The Stone Age of Early Man

stone age man with hammer tool in cave

When was the Stone Age?

Beginning some 2.6 million years ago, archeologists have found evidence of humans using stone tools, which persisted with steady refinements and innovation until the start of the Bronze Age in 3,300 B.C.E.

Divided into three phases of tool and human development, the Stone Age consisted of the Paleolithic, Mesolithic and Neolithic Periods. During the Paleolithic and much of the Mesolithic Periods, humans lived in nomadic bands of hunter-gatherers, stocking large game such as Mastodons, saber-toothed cats, wooly mammoths and giant ground sloths, until the end of the Last Ice Age forced these giant species into extinction.

Stone Age Tools

Much of what we know about Stone Age people comes from the tools they left behind, including primitive hammerstones used to chip away and shape spearheads for hunting. The earliest of these tools were discovered in Tanzania in the 1930s by archaeologist Louis Leakey, who discovered that the makers of what are now known as Oldowan tools were mainly crafted for use by right-handed people, prompting many academics to postulate that handedness evolved early on in the history of man.

Tool sophistication improved dramatically by the late or New Stone Age, including harpoon points, bone and ivory sewing needles and bone flutes for making music. Stone Age people also began using clay pots for cooking and food storage, dating as far back as 16,500 years ago in prehistoric Japan, while the average Stone Age diet included a wide variety of meats and fish, eggs and tubers, fruits, vegetables, seeds and nuts. Art began to appear in the Upper Paleolithic Period, including one of the earliest pieces of discovered human sculpture, which was found in Germany and dates back 40,000 years ago.

But the most commonly found Stone Age art is petroglyphs, most depicting scenes of animals and humans, while still others appear map-like in content, depicting trails, rivers and landmarks, oftentimes employing symbols to communicate time and distances traveled—a road map, of sorts, for humans who would come after the artist’s time.

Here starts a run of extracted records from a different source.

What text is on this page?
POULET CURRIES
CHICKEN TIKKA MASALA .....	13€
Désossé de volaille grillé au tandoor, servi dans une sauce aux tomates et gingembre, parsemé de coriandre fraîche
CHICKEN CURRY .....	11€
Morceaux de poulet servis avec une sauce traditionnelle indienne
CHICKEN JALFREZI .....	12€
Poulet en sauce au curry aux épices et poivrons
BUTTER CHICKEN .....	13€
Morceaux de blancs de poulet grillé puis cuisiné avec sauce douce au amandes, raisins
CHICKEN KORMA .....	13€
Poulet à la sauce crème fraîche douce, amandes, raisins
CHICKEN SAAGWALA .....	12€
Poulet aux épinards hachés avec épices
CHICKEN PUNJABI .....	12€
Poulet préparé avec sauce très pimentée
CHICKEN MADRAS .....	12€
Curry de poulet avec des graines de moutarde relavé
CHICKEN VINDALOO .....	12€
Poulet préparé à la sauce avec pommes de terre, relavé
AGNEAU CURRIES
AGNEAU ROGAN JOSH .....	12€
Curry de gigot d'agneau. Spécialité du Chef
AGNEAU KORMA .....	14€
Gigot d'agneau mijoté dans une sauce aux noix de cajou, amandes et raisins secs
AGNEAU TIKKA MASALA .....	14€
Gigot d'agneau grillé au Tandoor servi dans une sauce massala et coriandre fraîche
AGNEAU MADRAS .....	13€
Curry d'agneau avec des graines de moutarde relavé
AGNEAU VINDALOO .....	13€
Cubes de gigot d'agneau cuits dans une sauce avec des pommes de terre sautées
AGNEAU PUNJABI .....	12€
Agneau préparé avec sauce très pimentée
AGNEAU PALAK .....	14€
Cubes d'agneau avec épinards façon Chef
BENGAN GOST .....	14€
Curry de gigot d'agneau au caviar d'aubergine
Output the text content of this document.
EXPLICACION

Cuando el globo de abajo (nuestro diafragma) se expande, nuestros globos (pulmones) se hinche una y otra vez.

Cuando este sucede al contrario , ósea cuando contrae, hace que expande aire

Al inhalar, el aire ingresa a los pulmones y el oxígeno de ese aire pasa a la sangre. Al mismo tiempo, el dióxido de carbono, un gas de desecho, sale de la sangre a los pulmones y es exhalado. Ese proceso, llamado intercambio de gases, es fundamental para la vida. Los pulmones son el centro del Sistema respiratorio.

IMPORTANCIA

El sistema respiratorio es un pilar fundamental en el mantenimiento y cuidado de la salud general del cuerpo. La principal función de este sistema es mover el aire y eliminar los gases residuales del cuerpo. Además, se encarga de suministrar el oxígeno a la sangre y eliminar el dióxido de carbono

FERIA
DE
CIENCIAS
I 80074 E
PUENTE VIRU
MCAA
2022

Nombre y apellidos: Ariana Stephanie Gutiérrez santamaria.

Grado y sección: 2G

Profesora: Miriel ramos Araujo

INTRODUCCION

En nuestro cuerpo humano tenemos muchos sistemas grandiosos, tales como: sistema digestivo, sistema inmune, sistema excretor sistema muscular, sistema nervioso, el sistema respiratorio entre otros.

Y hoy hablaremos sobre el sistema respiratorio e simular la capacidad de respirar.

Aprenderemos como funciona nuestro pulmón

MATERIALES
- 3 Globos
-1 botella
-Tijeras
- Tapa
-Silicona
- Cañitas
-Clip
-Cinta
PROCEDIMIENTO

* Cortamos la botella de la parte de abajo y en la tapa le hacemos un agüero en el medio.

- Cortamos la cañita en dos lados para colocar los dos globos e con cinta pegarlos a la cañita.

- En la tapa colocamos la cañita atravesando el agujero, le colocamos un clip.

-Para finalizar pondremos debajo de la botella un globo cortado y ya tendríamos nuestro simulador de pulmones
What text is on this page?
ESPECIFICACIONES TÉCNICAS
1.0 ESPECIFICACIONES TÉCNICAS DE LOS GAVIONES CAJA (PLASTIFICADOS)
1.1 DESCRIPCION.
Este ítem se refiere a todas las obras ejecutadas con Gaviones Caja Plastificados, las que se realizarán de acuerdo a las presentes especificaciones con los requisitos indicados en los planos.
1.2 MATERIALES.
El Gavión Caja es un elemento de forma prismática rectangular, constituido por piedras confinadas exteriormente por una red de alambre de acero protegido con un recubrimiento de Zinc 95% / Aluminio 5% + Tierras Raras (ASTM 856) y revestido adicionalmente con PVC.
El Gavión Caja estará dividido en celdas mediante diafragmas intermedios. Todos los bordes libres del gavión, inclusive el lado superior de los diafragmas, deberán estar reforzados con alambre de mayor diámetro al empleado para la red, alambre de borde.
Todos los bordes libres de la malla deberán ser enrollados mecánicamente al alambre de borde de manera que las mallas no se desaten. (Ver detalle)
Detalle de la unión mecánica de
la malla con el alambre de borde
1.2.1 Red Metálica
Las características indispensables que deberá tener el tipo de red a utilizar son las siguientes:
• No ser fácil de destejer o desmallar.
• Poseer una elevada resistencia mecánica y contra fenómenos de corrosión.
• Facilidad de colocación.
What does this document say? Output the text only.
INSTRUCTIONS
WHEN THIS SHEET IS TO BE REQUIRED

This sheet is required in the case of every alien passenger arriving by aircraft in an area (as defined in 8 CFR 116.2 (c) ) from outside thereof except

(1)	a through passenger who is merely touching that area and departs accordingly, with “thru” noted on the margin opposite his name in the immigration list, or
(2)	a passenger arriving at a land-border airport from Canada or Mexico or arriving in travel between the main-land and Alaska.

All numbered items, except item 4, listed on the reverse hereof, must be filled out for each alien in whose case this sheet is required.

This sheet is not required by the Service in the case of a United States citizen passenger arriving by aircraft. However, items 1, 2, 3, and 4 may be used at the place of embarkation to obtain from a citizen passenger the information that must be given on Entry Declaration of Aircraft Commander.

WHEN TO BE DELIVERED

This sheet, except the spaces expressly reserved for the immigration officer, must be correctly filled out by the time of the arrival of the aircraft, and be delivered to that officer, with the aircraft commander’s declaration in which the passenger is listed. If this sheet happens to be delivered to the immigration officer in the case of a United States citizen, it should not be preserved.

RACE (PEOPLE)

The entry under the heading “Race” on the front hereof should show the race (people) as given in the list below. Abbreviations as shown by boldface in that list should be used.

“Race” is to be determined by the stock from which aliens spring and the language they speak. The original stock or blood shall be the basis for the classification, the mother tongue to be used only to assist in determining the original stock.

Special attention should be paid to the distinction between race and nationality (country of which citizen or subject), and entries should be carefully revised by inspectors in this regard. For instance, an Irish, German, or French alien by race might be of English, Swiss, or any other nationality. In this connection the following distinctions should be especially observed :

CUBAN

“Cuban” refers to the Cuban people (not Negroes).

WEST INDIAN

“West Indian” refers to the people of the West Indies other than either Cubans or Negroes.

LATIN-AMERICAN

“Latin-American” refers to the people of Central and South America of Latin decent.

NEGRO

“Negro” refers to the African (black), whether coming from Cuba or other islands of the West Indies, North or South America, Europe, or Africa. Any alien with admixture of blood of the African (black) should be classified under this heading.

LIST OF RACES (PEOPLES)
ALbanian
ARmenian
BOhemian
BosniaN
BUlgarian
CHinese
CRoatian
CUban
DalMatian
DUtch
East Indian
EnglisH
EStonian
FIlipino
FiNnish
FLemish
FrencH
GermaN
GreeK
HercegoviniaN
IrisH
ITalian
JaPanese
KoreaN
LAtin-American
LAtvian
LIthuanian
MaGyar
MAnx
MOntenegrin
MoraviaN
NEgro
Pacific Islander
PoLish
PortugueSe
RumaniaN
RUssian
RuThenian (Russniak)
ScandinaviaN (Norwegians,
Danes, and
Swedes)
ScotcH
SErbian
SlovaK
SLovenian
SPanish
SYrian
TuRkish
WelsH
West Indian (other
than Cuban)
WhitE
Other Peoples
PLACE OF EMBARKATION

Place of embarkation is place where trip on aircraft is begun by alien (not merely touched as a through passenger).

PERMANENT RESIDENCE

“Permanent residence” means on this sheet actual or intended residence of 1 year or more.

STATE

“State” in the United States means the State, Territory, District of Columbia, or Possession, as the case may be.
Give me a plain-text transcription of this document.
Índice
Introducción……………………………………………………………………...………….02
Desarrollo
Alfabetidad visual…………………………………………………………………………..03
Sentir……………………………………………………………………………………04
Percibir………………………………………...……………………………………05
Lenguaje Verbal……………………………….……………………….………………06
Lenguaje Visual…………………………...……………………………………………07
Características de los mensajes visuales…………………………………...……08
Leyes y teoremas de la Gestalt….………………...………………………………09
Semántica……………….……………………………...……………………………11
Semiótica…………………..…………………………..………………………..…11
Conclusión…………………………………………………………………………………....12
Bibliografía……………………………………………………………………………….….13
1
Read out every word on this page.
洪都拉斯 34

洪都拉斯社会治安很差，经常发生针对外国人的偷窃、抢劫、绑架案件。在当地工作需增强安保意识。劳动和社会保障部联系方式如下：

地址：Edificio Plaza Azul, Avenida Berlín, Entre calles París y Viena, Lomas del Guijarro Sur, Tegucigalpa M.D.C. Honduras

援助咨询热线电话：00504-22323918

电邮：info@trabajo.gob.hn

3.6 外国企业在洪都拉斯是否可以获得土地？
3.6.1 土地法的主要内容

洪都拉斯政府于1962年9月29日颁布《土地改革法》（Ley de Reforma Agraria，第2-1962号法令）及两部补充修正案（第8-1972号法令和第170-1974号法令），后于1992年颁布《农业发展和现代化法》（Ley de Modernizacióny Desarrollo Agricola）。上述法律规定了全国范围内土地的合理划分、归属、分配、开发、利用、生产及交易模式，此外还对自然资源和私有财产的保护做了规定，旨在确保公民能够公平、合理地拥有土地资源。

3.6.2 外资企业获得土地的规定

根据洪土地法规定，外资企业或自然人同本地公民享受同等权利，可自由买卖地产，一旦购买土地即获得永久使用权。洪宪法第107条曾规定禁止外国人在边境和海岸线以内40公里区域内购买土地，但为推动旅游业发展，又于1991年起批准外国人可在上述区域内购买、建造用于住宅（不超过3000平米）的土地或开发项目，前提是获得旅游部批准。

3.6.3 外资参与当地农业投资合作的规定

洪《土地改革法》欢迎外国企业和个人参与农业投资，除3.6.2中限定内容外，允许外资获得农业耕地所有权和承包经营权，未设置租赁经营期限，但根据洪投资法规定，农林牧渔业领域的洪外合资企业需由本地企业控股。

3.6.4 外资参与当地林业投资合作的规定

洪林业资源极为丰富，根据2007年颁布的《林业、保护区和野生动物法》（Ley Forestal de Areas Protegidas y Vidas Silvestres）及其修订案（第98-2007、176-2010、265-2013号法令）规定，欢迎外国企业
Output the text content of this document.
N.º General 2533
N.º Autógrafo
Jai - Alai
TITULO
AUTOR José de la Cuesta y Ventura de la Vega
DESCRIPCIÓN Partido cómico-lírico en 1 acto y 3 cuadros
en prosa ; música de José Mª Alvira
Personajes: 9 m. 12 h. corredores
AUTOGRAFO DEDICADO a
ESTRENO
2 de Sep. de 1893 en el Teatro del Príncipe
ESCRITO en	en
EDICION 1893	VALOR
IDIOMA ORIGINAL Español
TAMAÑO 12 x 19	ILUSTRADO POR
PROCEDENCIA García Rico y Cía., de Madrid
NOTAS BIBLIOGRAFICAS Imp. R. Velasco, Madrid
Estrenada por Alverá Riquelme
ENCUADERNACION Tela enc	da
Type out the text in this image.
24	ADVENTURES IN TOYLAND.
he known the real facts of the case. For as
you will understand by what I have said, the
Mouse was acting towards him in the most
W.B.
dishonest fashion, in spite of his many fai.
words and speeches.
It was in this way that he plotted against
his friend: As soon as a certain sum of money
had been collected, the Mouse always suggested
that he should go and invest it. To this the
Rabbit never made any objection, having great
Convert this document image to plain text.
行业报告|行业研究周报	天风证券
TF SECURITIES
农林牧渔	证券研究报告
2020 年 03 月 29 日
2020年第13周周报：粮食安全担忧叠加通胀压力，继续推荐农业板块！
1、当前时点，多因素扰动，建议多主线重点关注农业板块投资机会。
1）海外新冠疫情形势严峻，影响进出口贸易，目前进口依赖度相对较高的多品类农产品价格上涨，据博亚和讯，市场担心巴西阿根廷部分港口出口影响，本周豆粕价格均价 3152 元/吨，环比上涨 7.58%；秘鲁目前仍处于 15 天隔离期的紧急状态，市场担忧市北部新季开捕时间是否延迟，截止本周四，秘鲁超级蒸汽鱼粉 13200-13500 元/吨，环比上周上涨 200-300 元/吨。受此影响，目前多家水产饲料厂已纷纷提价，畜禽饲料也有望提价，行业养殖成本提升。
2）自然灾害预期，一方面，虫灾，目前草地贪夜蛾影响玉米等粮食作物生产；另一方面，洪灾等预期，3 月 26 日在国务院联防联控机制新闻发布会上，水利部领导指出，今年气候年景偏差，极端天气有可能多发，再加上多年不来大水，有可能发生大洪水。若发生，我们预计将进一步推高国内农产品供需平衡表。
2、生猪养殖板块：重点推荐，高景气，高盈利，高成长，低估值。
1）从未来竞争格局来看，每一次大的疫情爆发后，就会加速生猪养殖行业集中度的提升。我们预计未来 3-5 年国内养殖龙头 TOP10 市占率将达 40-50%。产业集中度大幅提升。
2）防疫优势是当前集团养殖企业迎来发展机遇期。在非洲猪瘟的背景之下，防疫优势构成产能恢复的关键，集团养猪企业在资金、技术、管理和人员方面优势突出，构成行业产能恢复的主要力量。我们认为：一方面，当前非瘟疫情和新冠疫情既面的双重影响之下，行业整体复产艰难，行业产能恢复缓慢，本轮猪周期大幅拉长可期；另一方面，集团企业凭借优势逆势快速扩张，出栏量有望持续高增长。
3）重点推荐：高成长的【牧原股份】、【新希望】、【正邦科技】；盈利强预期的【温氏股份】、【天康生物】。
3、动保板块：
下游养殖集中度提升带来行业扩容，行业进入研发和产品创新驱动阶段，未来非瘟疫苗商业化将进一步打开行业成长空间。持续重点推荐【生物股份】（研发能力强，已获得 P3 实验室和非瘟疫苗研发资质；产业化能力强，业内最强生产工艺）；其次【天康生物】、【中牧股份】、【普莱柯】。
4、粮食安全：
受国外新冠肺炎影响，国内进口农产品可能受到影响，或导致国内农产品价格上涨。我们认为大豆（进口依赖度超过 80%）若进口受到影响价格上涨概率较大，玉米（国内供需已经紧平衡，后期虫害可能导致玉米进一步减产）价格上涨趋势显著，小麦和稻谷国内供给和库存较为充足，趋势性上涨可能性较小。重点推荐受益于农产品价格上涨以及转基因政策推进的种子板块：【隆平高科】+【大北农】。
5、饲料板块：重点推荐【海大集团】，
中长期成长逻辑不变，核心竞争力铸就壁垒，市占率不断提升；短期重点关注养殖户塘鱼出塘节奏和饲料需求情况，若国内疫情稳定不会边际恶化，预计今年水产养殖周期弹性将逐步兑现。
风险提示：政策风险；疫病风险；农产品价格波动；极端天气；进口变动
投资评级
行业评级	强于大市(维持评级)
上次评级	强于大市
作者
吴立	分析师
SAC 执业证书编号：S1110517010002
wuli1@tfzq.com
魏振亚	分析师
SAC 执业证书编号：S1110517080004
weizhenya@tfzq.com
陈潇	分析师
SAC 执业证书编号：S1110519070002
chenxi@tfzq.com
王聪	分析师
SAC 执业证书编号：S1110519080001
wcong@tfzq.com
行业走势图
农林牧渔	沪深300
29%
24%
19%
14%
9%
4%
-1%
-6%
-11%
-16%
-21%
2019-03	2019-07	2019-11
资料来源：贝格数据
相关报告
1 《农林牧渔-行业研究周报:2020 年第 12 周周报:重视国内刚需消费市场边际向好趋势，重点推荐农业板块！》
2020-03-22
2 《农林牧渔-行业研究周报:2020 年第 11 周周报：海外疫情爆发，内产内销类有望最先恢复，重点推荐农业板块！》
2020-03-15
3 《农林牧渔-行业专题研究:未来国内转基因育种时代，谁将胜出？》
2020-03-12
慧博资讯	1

After the end of the last Ice Age some 14,000 years ago, agriculture and animal husbandry arose in the Fertile Crescent, which is a boomerang-shaped region in today’s Middle East, where humans first gave up their nomadic lives for permanent villages and a more sedentary lifestyle that witnessed the rise of social organization and the birth of city-states, forever cementing the Stone Age as one of the most dramatic forward leaps in the long, unhurried history of man.